Na noite de quarta, Bolsonaro gravou um áudio que foi encaminhado aos caminhoneiros pedindo que eles desmobilizassem os protestos, ocorridos após os atos antidemocráticos convocados pelo presidente no feriado do Dia da Independência, no qual Bolsonaro subiu o tom dos ataques ao Supremo Tribunal Federal (STF) e ameaçou a corte com uma ruptura.
De acordo com boletim divulgado pelo Ministério da Infraestrutura às 14h30, Rio Grande do Sul, Santa Catarina, Paraná, Bahia, Mato Grosso, Pará, Minas Gerais, Mato Grosso do Sul, Rondônia, Goiás, Maranhão, Rio de Janeiro e Tocantins ainda tinham manifestações de caminhoneiros. Segundo a pasta, os Estados da Região Sul respondiam por mais da metade dos protestos.
"Não há mais registros de interdições na malha rodoviária nacional", informou o ministério no boletim. Pela manhã, por volta de 8h, a Polícia Rodoviária Federal (PRF) havia conseguido liberar os bloqueios realizados pela madrugada. Já no início da tarde, entretanto, o boletim do Ministério apontava interdições em Bahia, Maranhão, Minas Gerais, Mato Grosso do Sul e Santa Catarina, que agora foram desfeitos.
A mobilização dos caminhoneiros acontecia apesar de um áudio enviado às lideranças pelo presidente Jair Bolsonaro, pedindo o fim dos atos por receios de que agravem a inflação e a já débil situação econômica, fatores que têm impactado nos índices de aprovação do presidente, apontados em pesquisas de opinião.
Além do apelo por áudio, Bolsonaro, que tem nos motoristas de caminhão uma importante base de apoio, reuniu-se com um grupo de caminhoneiros em Brasília.

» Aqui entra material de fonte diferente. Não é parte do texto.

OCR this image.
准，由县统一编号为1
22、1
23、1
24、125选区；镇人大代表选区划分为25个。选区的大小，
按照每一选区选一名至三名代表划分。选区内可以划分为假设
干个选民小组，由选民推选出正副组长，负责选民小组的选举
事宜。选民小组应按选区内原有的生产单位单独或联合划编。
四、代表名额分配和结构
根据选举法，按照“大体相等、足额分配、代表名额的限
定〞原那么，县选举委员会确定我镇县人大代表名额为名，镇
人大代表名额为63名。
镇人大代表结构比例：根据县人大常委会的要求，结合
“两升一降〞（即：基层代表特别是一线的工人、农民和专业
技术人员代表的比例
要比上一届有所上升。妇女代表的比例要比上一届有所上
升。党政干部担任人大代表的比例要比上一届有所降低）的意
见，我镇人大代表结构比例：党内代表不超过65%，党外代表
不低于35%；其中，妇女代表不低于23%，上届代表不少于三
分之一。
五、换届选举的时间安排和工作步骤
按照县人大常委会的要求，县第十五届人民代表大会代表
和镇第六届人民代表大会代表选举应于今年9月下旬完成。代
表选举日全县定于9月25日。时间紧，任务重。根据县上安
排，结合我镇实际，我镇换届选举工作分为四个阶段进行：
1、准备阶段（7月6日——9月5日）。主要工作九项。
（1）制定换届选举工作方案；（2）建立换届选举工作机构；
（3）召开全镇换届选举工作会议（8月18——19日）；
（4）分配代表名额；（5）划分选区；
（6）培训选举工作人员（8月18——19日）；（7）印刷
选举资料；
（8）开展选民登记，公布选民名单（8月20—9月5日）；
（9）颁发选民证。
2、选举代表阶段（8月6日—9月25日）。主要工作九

Após o encontro, um dos participantes disse que a pauta de reivindicações envolvia a liberdade de expressão e negou que ela incluísse o preço dos combustíveis ou o valor do frete, queixas constantes dos caminhoneiros desde a greve da categoria que paralisou o país em 2018.
O áudio de Bolsonaro foi recebido com ceticismo entre os caminhoneiros mobilizados e, nem mesmo o fato de o ministro da Infraestrutura, Tarcísio Gomes de Freitas, confirmar em vídeo a autenticidade, foi suficiente para desmobilizar de imediato a categoria.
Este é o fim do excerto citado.